For most of the first half of the 1900s Navy and Air Force racism was codified (though local recruiters sometimes failed to follow official policy, and it was removed and reinstated depending upon public relations and institutional needs). Responsible for Canada’s nascent naval forces, Britain’s “Regulations for the Entry of Naval Cadets” in 1906 said, “candidates must be of pure European descent.” In 1938 the Royal Canadian Navy (RCN) and Royal Canadian Air Force (RCAF) initiated exclusionary policies, which Cabinet quickly approved. The policy required recruits to be of “Pure European Descent and of the White Race.”
Three years later the RCAF’s deputy director of manning in the personnel branch at headquarters, H.P. Crabb, issued a clarification letter to all recruiting offices regarding “Orientals and Negro applicants”. It stated, “only those of European descent will be accepted for appointment or enlistment in Aircrew.” In other words, black and Asian applicants could enlist but they were only eligible for less prestigious ground duty positions.
At the start of 1946 the RCAF reinstated the requirement that applications from black, “Oriental”, and “former enemy aliens” be forwarded to headquarters for approval. Denying there were restrictions placed upon the eligibility of “coloured applicants”, the Chief of the Air Staff claimed “coloured” applications had to be sent to headquarters to “carefully scrutinize” whether the applicant could “mix” with whites, which was “for the protection and future welfare of the applicant.” The policy was still employed by the RCAF in 1956.
Even after the end of openly racist enlistment policies, sought-after ranks in the RCAF and RCN, as well as the army, were reserved for white men.
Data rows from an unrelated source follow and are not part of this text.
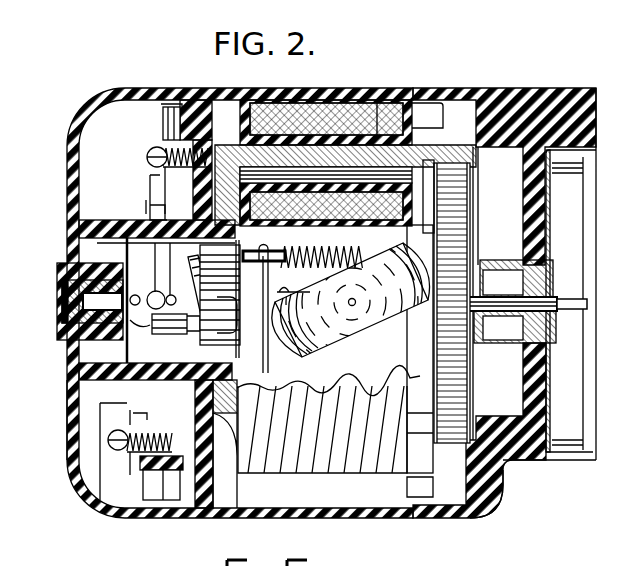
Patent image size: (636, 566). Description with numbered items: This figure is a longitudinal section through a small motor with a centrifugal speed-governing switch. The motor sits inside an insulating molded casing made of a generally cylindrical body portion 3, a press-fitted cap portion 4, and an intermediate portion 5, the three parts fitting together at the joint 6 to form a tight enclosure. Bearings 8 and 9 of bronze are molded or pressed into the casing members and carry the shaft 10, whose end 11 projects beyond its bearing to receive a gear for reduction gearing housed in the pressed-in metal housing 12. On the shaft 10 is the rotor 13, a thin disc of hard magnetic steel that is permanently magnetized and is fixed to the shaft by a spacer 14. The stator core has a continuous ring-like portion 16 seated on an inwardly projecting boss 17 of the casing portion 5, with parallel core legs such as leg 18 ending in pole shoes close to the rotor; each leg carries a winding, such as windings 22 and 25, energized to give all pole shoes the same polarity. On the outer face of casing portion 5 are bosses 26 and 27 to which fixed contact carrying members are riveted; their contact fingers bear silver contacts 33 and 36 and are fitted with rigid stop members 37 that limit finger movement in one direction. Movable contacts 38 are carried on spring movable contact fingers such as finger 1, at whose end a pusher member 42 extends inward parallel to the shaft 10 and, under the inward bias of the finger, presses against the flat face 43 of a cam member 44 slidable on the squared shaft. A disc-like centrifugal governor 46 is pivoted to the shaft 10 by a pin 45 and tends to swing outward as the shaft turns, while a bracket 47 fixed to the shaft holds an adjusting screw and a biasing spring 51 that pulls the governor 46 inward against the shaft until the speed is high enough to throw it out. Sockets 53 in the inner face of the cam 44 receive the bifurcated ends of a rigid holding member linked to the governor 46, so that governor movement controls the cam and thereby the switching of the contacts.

The movable contact finger 1 is at (102, 430).
The body portion 3 is at (470, 150).
The cap portion 4 is at (68, 447).
The intermediate portion 5 is at (202, 505).
The casing joint 6 is at (196, 100).
The bearing 8 is at (556, 323).
The bearing 9 is at (63, 283).
The shaft 10 is at (520, 292).
The shaft end 11 is at (583, 304).
The metal housing 12 is at (547, 393).
The rotor 13 is at (484, 463).
The spacer 14 is at (471, 316).
The ring-like core portion 16 is at (238, 147).
The inwardly projecting boss 17 is at (200, 200).
The core leg 18 is at (374, 125).
The winding 22 is at (310, 98).
The winding 25 is at (353, 466).
The projecting boss 26 is at (175, 110).
The projecting boss 27 is at (163, 480).
The fixed contact 33 is at (140, 295).
The fixed contact 36 is at (125, 290).
The rigid stop member 37 is at (150, 213).
The movable contact 38 is at (128, 322).
The pusher member 42 is at (170, 334).
The cam face 43 is at (209, 342).
The cam member 44 is at (240, 340).
The pin 45 is at (354, 305).
The centrifugal governor 46 is at (331, 338).
The bracket 47 is at (268, 243).
The biasing spring 51 is at (322, 250).
The socket 53 is at (277, 290).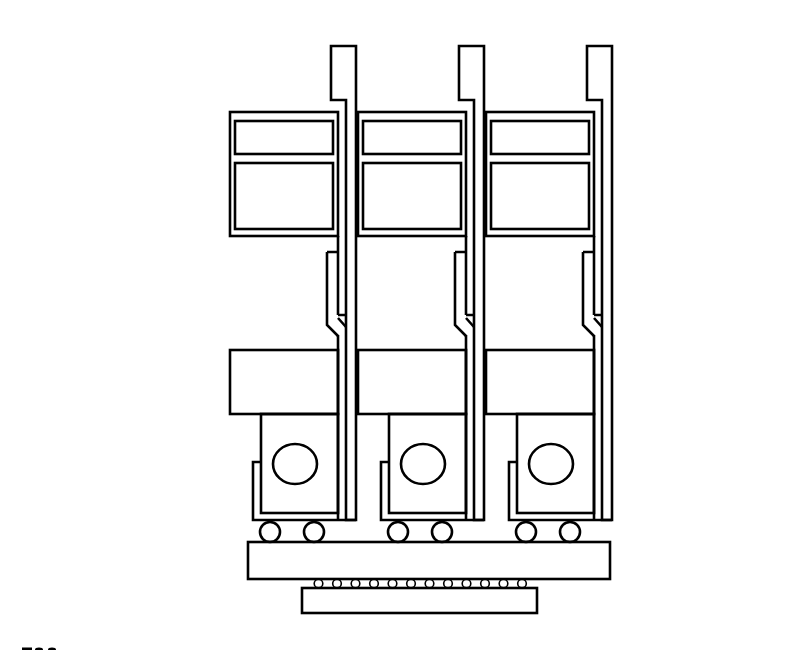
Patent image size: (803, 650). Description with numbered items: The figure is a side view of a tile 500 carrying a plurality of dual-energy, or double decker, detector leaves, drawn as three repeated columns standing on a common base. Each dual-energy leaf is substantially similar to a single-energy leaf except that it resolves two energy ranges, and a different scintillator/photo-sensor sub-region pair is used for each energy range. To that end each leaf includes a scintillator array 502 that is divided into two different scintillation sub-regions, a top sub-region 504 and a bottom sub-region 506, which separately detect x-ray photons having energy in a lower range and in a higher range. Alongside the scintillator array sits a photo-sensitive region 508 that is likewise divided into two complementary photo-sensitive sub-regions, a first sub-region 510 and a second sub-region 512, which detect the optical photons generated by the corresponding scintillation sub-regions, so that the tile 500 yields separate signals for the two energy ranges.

The tile 500 is at (132, 89).
The scintillator array 502 is at (538, 76).
The top sub-region 504 is at (580, 138).
The bottom sub-region 506 is at (580, 200).
The photo-sensitive region 508 is at (274, 77).
The first sub-region 510 is at (333, 148).
The second sub-region 512 is at (333, 208).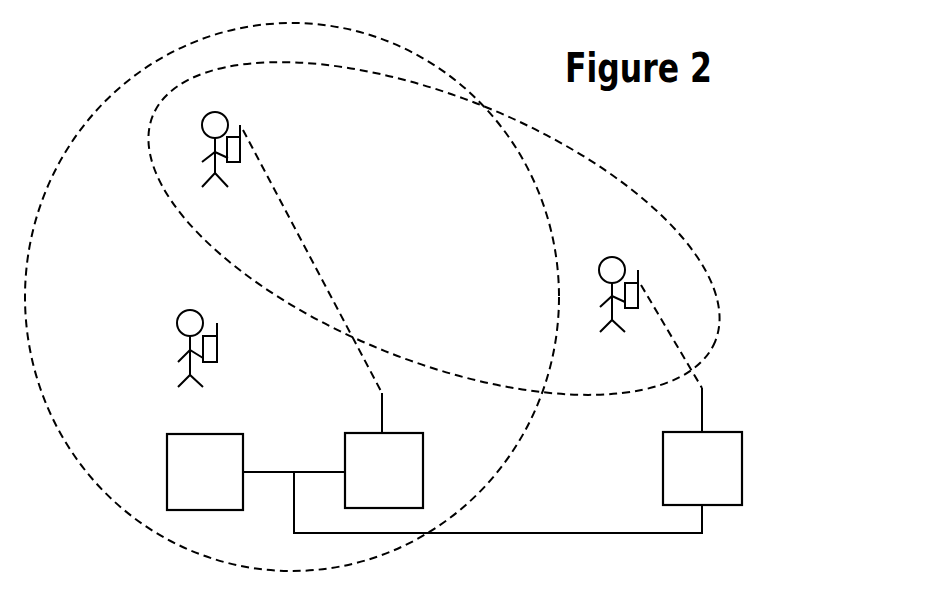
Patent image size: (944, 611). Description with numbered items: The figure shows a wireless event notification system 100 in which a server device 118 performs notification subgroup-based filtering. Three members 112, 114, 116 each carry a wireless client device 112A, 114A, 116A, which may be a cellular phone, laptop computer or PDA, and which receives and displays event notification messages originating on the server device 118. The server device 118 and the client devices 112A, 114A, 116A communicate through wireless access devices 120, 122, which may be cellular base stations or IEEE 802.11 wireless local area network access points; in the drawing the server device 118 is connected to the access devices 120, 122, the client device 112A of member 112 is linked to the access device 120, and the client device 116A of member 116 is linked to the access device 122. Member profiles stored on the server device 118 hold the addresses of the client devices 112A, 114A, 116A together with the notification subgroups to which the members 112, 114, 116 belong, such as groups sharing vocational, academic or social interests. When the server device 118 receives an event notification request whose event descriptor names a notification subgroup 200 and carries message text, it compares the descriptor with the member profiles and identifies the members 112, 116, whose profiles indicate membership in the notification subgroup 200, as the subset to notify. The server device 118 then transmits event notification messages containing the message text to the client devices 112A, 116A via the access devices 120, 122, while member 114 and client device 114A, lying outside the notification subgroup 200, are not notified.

The first wireless network coverage area 100 is at (135, 426).
The notification subgroup 200 is at (455, 251).
The member 112 is at (190, 162).
The client device 112A is at (265, 137).
The member 114 is at (165, 360).
The client device 114A is at (217, 313).
The member 116 is at (612, 343).
The client device 116A is at (638, 245).
The server device 118 is at (225, 486).
The wireless access device 120 is at (407, 484).
The wireless access device 122 is at (723, 482).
It wasn’t until 2016, for instance, that a black person captained a sea-going RCN vessel.
The CF has largely failed to recognize its history of racist enlistment policies. There has not been an official apology, let alone affirmative action policies to correct the injustice.
As the force’s seeming indifference to a reservist’s slurs suggests, anti-blackness remains a significant issue in the Canadian Forces.